Compliance De Craig Zobel, avec Ann Dowd, Dreama Walker, Pat Healy (1h30)

« Give me a f*cking break! », crie une spectatrice offusquée en quittant le cinéma new yorkais où était projeté le dernier film de Craig Zobel, « Compliance ». Au fur et à mesure de la séance, d’autres femmes font de même, dix personnes quitteront la salle ce jour là. « Compliance » est un thriller psychologique, au niveau de réalité presque documentaire, et que l’on peut probablement considérer comme l’un des films les plus brillamment joués de l’année.

Et pourtant « Compliance » est profondément inconfortable, on ne peut s’empêcher d’y penser dès la fin de la séance. Outre sa nature psychologiquement dérangeante, l’histoire apparait être presque entièrement basée sur des faits réels. Dans les années 2000, plus de 70 cas furent rapportés aux Etats Unis, à propos d’un homme, prétendant être un officier de police, qui appelait un fast-food au hasard et exigeait une fouille au corps sur certaines employées. Il affirmait avoir besoin d’aide pour résoudre une affaire, et invitait le manager à retirer les vêtements de l’employée désignée, et parfois, à lui imposer des actes sexuels.

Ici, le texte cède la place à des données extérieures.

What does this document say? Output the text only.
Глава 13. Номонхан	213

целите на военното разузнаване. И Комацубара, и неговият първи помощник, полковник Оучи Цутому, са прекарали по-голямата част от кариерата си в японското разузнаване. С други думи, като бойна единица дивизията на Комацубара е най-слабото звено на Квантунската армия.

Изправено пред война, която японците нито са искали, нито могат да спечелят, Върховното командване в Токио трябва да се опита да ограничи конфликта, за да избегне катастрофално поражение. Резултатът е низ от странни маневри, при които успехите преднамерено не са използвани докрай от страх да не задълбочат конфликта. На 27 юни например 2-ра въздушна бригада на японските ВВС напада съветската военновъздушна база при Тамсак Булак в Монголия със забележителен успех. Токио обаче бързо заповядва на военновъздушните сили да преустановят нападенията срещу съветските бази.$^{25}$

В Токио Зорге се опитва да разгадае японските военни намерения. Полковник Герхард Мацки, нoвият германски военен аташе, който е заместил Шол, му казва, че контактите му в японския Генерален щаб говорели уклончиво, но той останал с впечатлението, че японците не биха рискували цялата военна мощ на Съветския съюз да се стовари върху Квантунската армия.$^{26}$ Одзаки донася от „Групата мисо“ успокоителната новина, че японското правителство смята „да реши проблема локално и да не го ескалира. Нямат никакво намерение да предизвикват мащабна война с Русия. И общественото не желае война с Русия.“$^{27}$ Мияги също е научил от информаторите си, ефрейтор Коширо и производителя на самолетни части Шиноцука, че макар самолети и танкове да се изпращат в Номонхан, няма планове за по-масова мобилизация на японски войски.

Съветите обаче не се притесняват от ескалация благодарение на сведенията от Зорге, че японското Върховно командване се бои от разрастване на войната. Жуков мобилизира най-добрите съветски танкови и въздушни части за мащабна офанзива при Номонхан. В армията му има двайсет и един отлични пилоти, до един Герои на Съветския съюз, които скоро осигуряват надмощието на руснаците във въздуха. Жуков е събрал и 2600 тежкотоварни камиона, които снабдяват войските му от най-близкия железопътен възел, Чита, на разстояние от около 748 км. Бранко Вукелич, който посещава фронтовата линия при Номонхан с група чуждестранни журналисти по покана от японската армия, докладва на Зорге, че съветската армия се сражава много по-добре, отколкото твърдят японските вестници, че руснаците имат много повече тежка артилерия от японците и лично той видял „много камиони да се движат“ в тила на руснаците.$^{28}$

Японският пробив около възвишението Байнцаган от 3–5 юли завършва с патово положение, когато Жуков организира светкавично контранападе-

Le film se base sur un évènement de ce type, l’histoire se passe à « Chickwich », un fast-food fictif d’Ohio, et met en scène Becky (Dreama Walker), une jeune employée blonde et sa manager remplie de « bonnes intentions », Sandra (Ann Dowd). Cette dernière reçoit un appel de la part d’un homme, un officier de police local, qui lui explique que Becky est accusée de vol sur une cliente. L’officier Daniels va demander à Sandra de retirer les vêtements de Becky, ses bijoux, toutes ses affaires, pour l’aider à « retrouver l’argent volé ». Ensuite, et bien, les choses ne font qu’empirer, formant une véritable spirale infernale. Le pire étant que, d’un point de vue externe, l’escalade dramatique semble pouvoir être évitée.

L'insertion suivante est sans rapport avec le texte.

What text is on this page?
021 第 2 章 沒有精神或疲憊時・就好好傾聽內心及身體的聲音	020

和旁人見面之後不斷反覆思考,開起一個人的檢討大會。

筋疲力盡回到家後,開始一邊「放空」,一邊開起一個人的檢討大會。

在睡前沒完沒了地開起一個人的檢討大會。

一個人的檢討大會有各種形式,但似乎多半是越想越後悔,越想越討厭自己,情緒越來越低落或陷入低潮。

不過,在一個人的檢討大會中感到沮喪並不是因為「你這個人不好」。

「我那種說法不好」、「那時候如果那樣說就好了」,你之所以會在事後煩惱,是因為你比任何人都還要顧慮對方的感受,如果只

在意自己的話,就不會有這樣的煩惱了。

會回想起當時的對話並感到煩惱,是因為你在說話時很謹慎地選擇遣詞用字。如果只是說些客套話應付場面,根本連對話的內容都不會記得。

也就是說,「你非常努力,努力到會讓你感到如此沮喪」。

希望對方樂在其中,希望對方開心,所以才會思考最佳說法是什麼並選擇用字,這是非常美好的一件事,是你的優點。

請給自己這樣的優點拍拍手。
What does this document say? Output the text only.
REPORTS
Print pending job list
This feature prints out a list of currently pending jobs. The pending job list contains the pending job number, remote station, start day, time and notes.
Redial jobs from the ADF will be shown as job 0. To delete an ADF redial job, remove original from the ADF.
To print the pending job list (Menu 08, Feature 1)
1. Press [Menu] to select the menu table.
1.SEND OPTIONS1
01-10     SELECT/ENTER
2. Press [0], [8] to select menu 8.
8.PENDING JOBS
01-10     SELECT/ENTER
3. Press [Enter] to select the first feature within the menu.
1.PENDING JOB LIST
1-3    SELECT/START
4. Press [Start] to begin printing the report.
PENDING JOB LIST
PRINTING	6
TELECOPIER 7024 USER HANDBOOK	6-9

compliance-movie-poster-slice1.jpeg Pourquoi la manager ne réalise pas qu’il ne s’agit pas d’un véritable policier? Pourquoi exécute-t-elle ses ordres sans discuter? Pourquoi la jeune Becky ne résiste-t-elle pas? Ces questions nous poussent à nous interroger sur ce que nous aurions fait à la place de Sandra, et la réponse n’est pas forcément évidente à accepter. Après « Compliance », vous ne regarderez plus jamais la personne qui vous sert au fast-food de la même manière. On ne sort jamais de cette baraque à frites et à hamburgers, et on étouffe à force d’assister au pouvoir extrême de manipulation d’un seul homme sur toute une équipe. Stanley Milgram a dit « Ordinary people simply doing their jobs without any particular hostility can become agents in a terrible destructive process. Relatively few people have the resources needed to resist authority« . On ne peut qu’avoir en tête sa célèbre experience datant des sixties, où il demandait à des sujets divers d’envoyer des décharges électriques sur des personnes, acteurs professionnels, situées dans un autre pièce si elles répondaient mal à des questions, la force de la décharge augmentant à chaque réponse incorrecte. 65% des sujets suivirent les ordres jusqu’à la décharge finale de 450 volts qu’ils administrèrent aux victimes, or ces « tortionnaires » étaient peut être, comme vous et moi, des personnes qui obéissaient simplement aux ordres.

Jusqu’où la docilité peut-elle mener? C’est la question que pose intelligemment ce film.